What could break (risk map)

  • Grid delays / interconnect risk: Slippage in substation upgrades or transmission approvals could force schedule resets, triggering cost-overruns and extension options on the loan. Reuters
  • Rate path & refinancing risk: If SOFR stays higher for longer, debt service tightens. Conversely, faster cuts improve economics and could catalyze campus expansion. Reuters
  • Vendor concentration risk: VAST’s $1.17B is a win, but concentration in a few hyperscale-style buyers means exposure to procurement cycles and GPU supply dynamics. Reuters

Competitive implications

  • Clouds vs. GPU clouds: CoreWeave’s data-platform standardization increases switching costs and speeds workload onboarding—an answer to the big three clouds’ proprietary AI stacks. Expect rivals to tighten their own data operating systems (indexing, vector stores, checkpoint orchestration). Reuters
  • PF as the norm for AI campuses: After New Mexico, look for copy-paste structures (club deals + mini-perms + extensions) across power-rich, incentive-ready regions. The agent bank mix (SMBC, BNP Paribas, Goldman, MUFG) is a template others can follow. Reuters

What I’ll watch next (Q4’25–Q1’26)

  • Syndication depth & final pricing on the $18B loan, including insurer take-up and any mezzanine slices. Reuters
  • CoreWeave workload mix growth (training vs. inference) and how that flows into VAST’s recognized revenue cadence under the agreement.
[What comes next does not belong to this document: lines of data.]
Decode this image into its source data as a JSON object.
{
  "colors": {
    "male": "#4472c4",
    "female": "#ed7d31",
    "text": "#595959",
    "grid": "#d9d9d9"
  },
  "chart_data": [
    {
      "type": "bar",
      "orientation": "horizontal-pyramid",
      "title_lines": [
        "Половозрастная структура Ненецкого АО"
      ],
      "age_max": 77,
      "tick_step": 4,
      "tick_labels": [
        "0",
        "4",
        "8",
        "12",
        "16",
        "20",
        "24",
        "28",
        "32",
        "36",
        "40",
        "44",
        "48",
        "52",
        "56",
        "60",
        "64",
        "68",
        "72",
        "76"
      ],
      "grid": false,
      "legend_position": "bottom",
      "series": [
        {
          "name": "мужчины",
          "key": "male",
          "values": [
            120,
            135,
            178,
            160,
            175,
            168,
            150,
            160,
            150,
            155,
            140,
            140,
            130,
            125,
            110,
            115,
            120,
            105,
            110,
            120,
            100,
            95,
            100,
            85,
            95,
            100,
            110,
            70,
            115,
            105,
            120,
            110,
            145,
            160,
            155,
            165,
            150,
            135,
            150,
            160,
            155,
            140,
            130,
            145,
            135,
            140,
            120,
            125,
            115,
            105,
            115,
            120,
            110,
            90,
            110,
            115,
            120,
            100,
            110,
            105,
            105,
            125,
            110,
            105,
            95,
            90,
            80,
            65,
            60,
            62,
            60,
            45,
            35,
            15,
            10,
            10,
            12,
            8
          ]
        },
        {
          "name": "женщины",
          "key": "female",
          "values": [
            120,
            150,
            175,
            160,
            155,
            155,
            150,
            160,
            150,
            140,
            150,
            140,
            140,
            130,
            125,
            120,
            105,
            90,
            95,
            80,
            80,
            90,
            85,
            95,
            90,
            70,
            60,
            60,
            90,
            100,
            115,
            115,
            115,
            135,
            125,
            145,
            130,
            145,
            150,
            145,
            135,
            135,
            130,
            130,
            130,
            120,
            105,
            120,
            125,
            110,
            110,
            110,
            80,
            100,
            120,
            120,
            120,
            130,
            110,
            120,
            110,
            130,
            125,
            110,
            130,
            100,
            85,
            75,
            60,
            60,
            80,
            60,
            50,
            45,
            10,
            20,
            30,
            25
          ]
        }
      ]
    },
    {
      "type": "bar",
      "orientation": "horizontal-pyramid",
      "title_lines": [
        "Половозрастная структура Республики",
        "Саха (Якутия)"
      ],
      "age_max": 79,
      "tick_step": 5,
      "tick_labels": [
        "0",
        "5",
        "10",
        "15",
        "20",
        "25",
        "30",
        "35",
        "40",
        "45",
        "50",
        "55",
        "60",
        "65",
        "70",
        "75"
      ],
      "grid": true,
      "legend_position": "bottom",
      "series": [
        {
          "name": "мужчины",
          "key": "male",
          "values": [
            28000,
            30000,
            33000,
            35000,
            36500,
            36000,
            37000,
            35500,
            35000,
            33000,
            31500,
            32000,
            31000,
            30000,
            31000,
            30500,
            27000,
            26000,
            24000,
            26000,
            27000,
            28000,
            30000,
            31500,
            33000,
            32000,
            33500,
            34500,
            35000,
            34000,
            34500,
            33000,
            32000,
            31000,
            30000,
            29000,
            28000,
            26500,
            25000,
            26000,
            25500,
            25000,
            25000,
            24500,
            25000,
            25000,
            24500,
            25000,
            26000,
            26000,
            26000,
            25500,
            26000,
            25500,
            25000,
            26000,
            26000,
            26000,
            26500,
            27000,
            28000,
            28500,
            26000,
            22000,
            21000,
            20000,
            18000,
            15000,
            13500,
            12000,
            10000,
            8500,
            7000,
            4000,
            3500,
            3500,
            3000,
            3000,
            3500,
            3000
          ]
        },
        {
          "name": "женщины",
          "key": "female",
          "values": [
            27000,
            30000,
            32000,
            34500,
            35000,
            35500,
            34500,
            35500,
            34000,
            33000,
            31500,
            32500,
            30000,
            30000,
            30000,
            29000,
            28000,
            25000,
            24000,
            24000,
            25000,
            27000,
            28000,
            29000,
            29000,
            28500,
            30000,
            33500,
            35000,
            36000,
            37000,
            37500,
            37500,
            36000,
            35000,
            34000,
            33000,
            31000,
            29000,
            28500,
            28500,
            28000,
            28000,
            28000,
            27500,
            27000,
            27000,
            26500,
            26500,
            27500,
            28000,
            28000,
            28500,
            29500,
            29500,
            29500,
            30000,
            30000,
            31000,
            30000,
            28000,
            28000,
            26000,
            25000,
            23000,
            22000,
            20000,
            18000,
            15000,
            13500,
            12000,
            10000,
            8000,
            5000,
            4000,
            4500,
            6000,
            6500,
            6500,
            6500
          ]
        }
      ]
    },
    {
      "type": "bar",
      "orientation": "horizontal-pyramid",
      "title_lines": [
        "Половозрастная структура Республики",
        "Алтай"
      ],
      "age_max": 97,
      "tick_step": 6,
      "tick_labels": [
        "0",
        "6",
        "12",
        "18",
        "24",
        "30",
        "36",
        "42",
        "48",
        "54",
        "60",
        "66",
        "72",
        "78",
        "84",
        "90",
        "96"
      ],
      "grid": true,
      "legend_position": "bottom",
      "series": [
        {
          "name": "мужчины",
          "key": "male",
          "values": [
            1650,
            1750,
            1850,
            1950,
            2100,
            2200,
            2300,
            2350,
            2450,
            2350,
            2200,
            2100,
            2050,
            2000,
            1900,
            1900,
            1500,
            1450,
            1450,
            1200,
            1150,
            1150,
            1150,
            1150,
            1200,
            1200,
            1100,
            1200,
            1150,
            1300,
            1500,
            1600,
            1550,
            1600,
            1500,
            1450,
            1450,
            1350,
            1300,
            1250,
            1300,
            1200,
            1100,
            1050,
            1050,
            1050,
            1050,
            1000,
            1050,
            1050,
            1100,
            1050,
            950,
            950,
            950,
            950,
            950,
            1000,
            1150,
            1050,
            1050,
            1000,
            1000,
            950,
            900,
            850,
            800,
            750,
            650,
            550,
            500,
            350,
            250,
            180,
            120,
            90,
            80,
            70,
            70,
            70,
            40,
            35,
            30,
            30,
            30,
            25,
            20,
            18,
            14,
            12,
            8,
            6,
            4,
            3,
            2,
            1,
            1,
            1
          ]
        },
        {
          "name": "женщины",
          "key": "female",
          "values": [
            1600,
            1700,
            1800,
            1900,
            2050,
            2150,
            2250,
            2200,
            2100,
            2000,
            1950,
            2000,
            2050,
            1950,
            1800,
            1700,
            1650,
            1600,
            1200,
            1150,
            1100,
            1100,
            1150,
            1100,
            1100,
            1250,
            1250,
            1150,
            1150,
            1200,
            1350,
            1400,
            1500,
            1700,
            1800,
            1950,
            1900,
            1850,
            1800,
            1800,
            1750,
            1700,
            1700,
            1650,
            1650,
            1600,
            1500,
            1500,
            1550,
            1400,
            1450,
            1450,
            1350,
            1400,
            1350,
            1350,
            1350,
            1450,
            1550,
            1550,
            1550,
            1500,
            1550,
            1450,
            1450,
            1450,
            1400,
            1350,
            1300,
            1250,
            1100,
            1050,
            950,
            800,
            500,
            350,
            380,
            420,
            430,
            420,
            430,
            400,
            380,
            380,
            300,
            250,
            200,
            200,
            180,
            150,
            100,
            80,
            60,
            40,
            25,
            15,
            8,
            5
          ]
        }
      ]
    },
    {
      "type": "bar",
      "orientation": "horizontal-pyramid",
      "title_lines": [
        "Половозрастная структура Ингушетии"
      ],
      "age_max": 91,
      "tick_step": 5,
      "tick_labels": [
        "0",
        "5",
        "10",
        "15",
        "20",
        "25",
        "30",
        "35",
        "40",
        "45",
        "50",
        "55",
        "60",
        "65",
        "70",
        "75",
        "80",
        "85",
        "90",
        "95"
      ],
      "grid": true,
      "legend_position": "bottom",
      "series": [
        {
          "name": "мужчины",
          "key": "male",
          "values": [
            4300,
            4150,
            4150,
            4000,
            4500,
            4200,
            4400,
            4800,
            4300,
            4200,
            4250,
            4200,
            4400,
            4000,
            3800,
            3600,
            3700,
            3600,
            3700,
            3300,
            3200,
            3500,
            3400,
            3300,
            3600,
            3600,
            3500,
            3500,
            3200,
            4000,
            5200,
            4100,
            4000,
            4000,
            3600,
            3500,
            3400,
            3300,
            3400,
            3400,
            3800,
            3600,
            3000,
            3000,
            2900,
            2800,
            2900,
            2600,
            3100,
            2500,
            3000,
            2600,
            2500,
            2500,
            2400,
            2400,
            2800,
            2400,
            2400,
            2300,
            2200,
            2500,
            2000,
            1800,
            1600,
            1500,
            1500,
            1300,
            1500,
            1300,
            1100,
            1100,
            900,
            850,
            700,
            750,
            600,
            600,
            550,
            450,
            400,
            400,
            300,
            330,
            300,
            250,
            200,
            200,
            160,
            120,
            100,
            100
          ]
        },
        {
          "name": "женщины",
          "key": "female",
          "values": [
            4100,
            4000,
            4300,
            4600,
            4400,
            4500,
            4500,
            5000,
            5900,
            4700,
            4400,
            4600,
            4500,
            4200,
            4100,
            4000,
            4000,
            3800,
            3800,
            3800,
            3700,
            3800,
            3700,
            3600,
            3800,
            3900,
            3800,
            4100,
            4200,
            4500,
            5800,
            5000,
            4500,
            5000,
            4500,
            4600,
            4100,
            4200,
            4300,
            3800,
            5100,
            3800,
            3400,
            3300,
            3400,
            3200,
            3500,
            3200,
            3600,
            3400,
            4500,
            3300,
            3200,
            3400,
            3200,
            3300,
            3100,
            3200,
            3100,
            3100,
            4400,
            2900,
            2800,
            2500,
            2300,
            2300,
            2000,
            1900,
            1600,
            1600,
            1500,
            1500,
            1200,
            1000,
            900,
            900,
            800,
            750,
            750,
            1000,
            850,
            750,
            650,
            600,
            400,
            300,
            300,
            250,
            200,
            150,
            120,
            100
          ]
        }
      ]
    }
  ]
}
Reuters
  • Permitting, water, and power milestones for Project Jupiter/Santa Teresa, including any PPA disclosures or SST (solid-state transformer) deployments to compress interconnect timelines. palabra.

Key data points (for your board slide)

  • $18B: Oracle-tied campus loan; SOFR + 250 bps; 4-year maturity + two 1-year extensions; ~20 banks syndicating. Reuters+1
  • $1.17B: VAST–CoreWeave agreement; VAST as primary data platform across GPU cloud; multi-year term. Reuters

Bottom line

AI infrastructure is bifurcating into two funding lanes—asset-backed debt for steel-and-silicon campuses and usage-linked software contracts for the data layer. The former proves that lenders believe AI demand is durable; the latter proves that the data operating system is now a core profit lever in GPU clouds. Expect more of both.